We meet our needs in four major ways: by recognizing what’s true, resourcing ourselves, regulating thoughts, feelings, and actions, and relating skillfully to others and the wider world.
He organizes these three needs and the four major ways we meet our needs into a chart, beginning with compassion and ending with generosity. Hanson explains that the path concludes with generosity because “growing the good inside yourself gives you more and more to offer to others.”
Hanson later clarifies that as you grow each of these individual strengths, you will feel less anxiety and irritation, experience less disappointment and frustration, and ultimately feel less lonely, hurt, and resentful. Using the metaphor of a person as a sailboat, he says that when life’s waves come out you, you will be able to respond with calm rather than capsizing in the storm.

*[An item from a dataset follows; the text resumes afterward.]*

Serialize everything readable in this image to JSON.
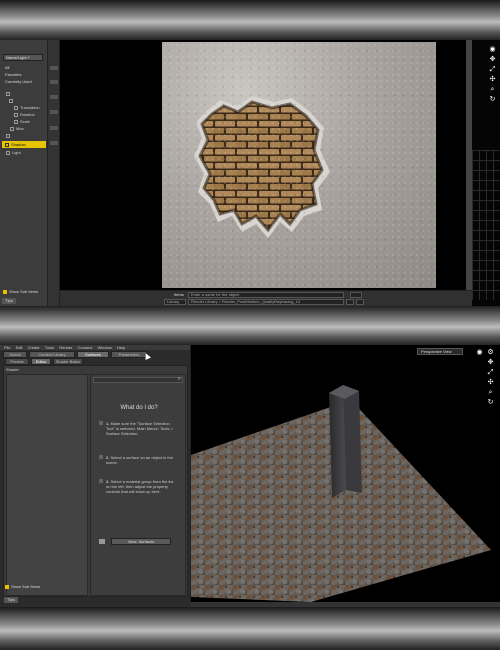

Hanson details each of these twelve traits and how to go about embracing them in order to gain grit. For adults, this twelve-step guide can certainly be helpful in building new pathways in the brain to create resilience. But, what can you do for children?

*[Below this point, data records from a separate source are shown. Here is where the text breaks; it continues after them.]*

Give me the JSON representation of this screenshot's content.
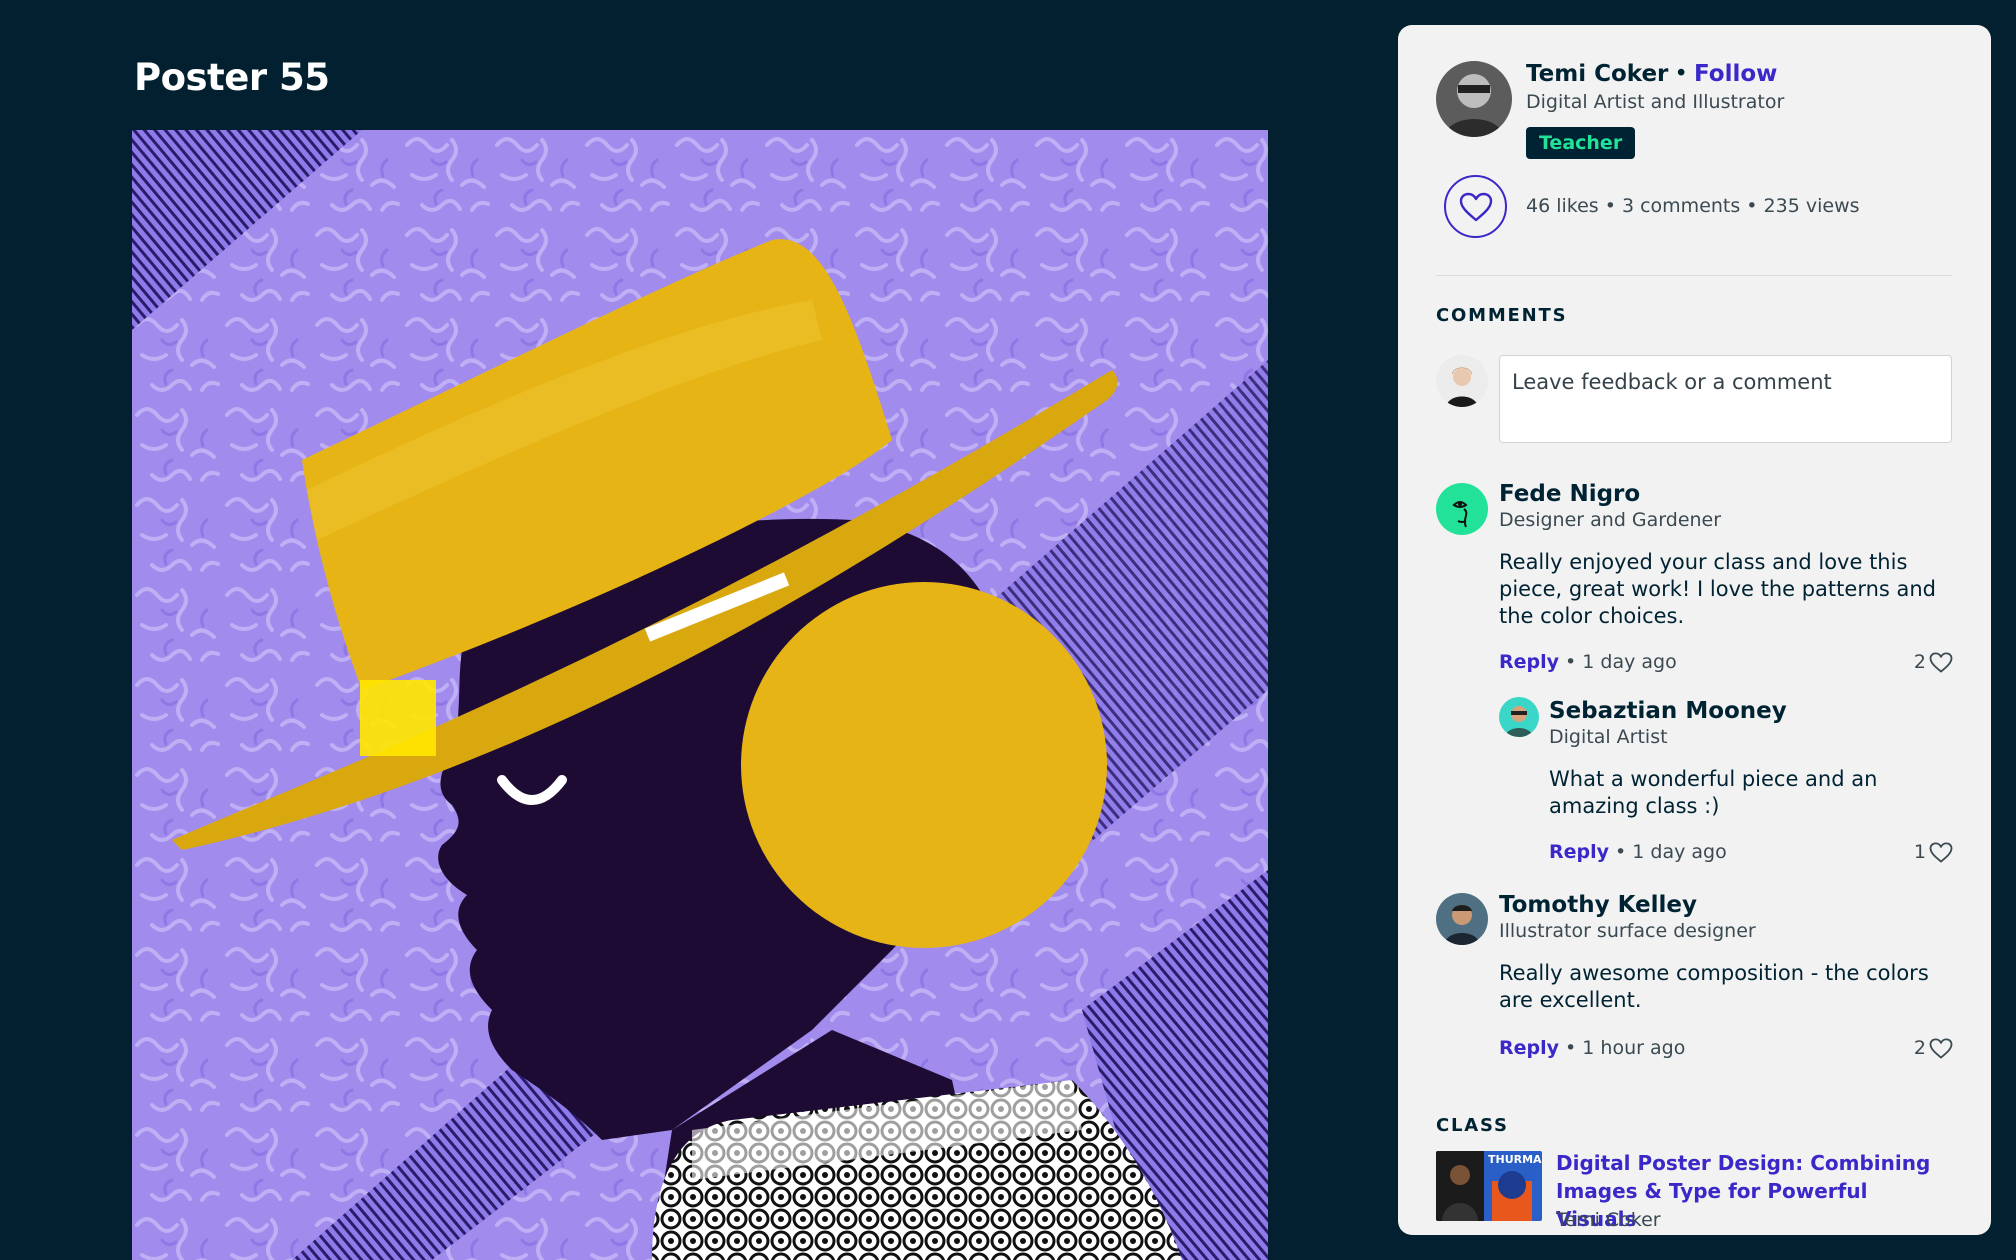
{
  "page": {
    "title": "Poster 55"
  },
  "author": {
    "name": "Temi Coker",
    "separator": "•",
    "follow_label": "Follow",
    "title": "Digital Artist and Illustrator",
    "badge": "Teacher"
  },
  "stats": {
    "text": "46 likes • 3 comments • 235 views"
  },
  "comments_section": {
    "heading": "COMMENTS",
    "input_placeholder": "Leave feedback or a comment"
  },
  "comments": [
    {
      "name": "Fede Nigro",
      "role": "Designer and Gardener",
      "text": "Really enjoyed your class and love this piece, great work! I love the patterns and the color choices.",
      "reply_label": "Reply",
      "time": " • 1 day ago",
      "likes": "2"
    },
    {
      "name": "Sebaztian Mooney",
      "role": "Digital Artist",
      "text": "What a wonderful piece and an amazing class :)",
      "reply_label": "Reply",
      "time": " • 1 day ago",
      "likes": "1"
    },
    {
      "name": "Tomothy Kelley",
      "role": "Illustrator surface designer",
      "text": "Really awesome composition - the colors are excellent.",
      "reply_label": "Reply",
      "time": " • 1 hour ago",
      "likes": "2"
    }
  ],
  "class_section": {
    "heading": "CLASS",
    "title": "Digital Poster Design: Combining Images & Type for Powerful Visuals",
    "teacher": "Temi Coker",
    "thumb_text": "THURMA"
  },
  "colors": {
    "page_bg": "#02202f",
    "panel_bg": "#f2f2f2",
    "accent": "#3a28c9",
    "badge_bg": "#002333",
    "badge_text": "#22e29a",
    "art_purple": "#a18bec",
    "art_yellow": "#e7b416",
    "art_dark": "#1e0b33"
  },
  "icons": [
    "heart-icon"
  ]
}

Robert Brooks, the author of Raising Resilient Children, suggests the following steps that do not place the child directly into negative or painful experiences:
Provide opportunities for chesed. Get your children out there helping those less fortunate or those in need.
Listen closely. See the world through your children’s eyes. If you have empathy, you can better help them care for others.
Be a strong moral role model. If you show that you are committed to living ethically and taking care of others, your child will be more likely to follow suit.
Help manage destructive feelings. Destructive feelings shouldn’t be ignored; they should be worked through.
How does caring for others connect to resilience? Well, the whole way that we parent is connected to resilience. One of the findings of the Harvard study on raising caring children was that “Parents who seek to preserve their children’s happiness by constantly protecting them from adversity can rob them of coping strategies that are crucial in their long-term happiness.”
Dr. Brooks explains, “If we examine our parental goals, it would not be an over-simplification to conclude that realization of these goals require that our children have the inner strength to deal competently and successfully, day after day, with the challenges and demands they encounter. We call this capacity to cope and feel competent resilience.
Resilience embraces the ability of a child to deal more effectively with stress and pressure, to cope with everyday challenges, to bounce back from disappointments, adversity, and trauma, to develop clear and realistic goals, to solve problems, to relate comfortably with others, and to treat oneself and others with respect. Numerous scientific studies of children facing great adversity in their lives support the importance of resilience as a powerful force. Resilience explains why some children overcome overwhelming obstacles, sometimes clawing and scraping their way to successful adulthood, while others become victims of their early experiences and environments.”
Resilience is an important life skills – whether as an adult or child – and as neuroplasticity demonstrates, it is never too late to rewire your brain!